Un terrain en friche, bordé par une oliveraie : au premier regard, l’endroit pourrait passer pour une parcelle cultivable. Pourtant, en s’approchant, ce sont des gravats et des ferrailles qui apparaissent, signes visibles du détournement d’une terre autrefois agricole, un phénomène qui prend de l’ampleur en Provence et contre lequel les agriculteurs tentent de lutter.
« Ici vous avez une terre encore cultivée il y a moins de dix ans, où le propriétaire est venu déverser tout un tas de détritus, a commencé à concevoir des réseaux électriques, à clôturer », s’indigne Sébastien Perrin, secrétaire général de la Chambre d’agriculture du Var et viticulteur dans la vallée fertile de l’Argens.
Et cela « ne sera plus jamais de la terre agricole », déplore-t-il, en balayant du regard cette parcelle située au bord d’une petite route de Roquebrune-sur-Argens, recouverte de gravats et de souches d’arbres. Pour espérer la réhabiliter, il faudrait décaper, démolir et « stocker en décharge appropriée » les « milliers de mètres cubes de gravats, de pierres, de terre, de morceaux de ferraille » qui y ont été déversés.
Ce terrain incarne parfaitement la problématique de terres agricoles transformées en lieux d’activités lucratives : carrosseries, garages à bateaux, stationnements de caravanes, cabanons de loisirs ou encore dépôts de déchets du BTP.
« Ces gens achètent le foncier à des prix dix fois plus élevés que ce que pratique un agriculteur », souligne Sébastien Perrin, ce qui fait exploser le prix moyen des terrains et empêche les agriculteurs de pouvoir acheter des terres, devenues trop onéreuses à amortir sur plusieurs générations.
Le phénomène n’est pas nouveau, mais il est particulièrement marqué dans les zones littorales et autour des grandes agglomérations.
Dans les départements en bord de mer, « l’urbanisation très forte et la dynamique de construction génèrent beaucoup de déchets, et pour les entreposer on va chasser sur des terres agricoles, qui sont souvent accessibles, parce qu’il y a déjà le chemin, et qui sont parfois un peu cachées, au milieu d’un bois, donc c’est facile », explique Jérémy Lieutier, président des Jeunes agriculteurs de la région PACA.
C’est en découvrant l’ampleur de ce phénomène que Laurent Vinciguerra, directeur général délégué en Provence-Alpes-Côte d’Azur pour la Safer, a été alarmé.

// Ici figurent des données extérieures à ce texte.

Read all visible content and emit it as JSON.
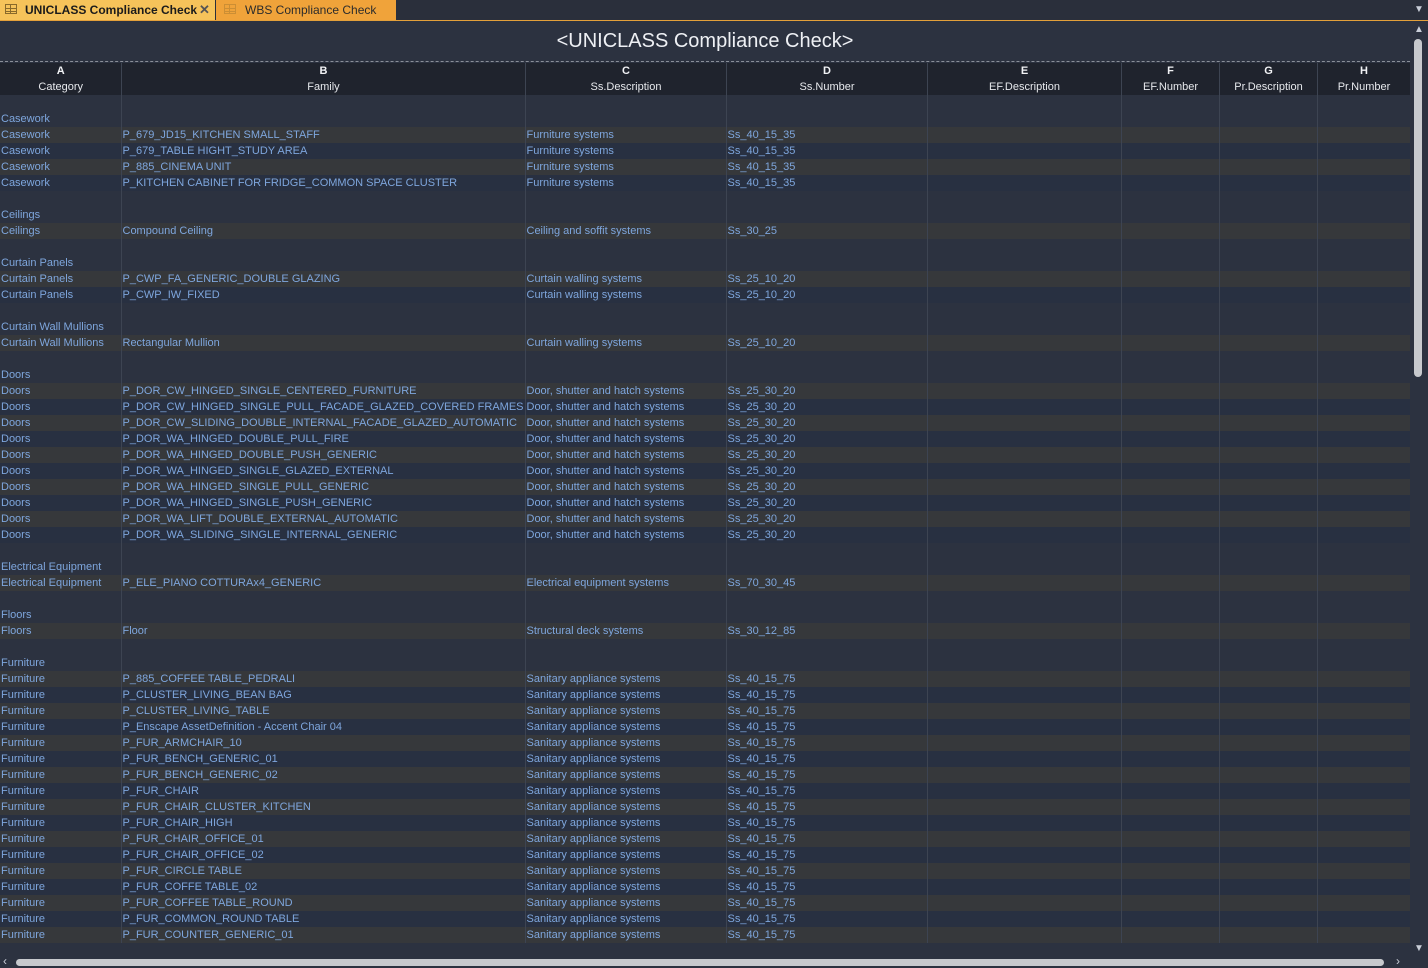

Selon la Safer PACA, entre « 1.500 à 2.000 hectares par an » sont détournés chaque année dans la région. « Notre territoire agricole est soumis à une pression énorme, avec des activités non agricoles, notamment résidentielles, qui fragmentent l’espace agricole », décrit-il.
« Les gens ont l’impression que de l’espace on n’en manque pas », remarque pour sa part Romain Blanchard, président de la FNSEA des Bouches-du-Rhône, mais « le foncier en général et le foncier agricole en particulier, c’est un des rares biens qu’on ne sait pas produire aujourd’hui ».
À Roquebrune-sur-Argens, le maire Jean Cayron a initié la création d’une charte des bonnes pratiques pour tenter d’enrayer ce phénomène dans le Var. Cependant, il rappelle que « la Safer, comme la commune, ne sont pas des agents immobiliers pour les terres agricoles ».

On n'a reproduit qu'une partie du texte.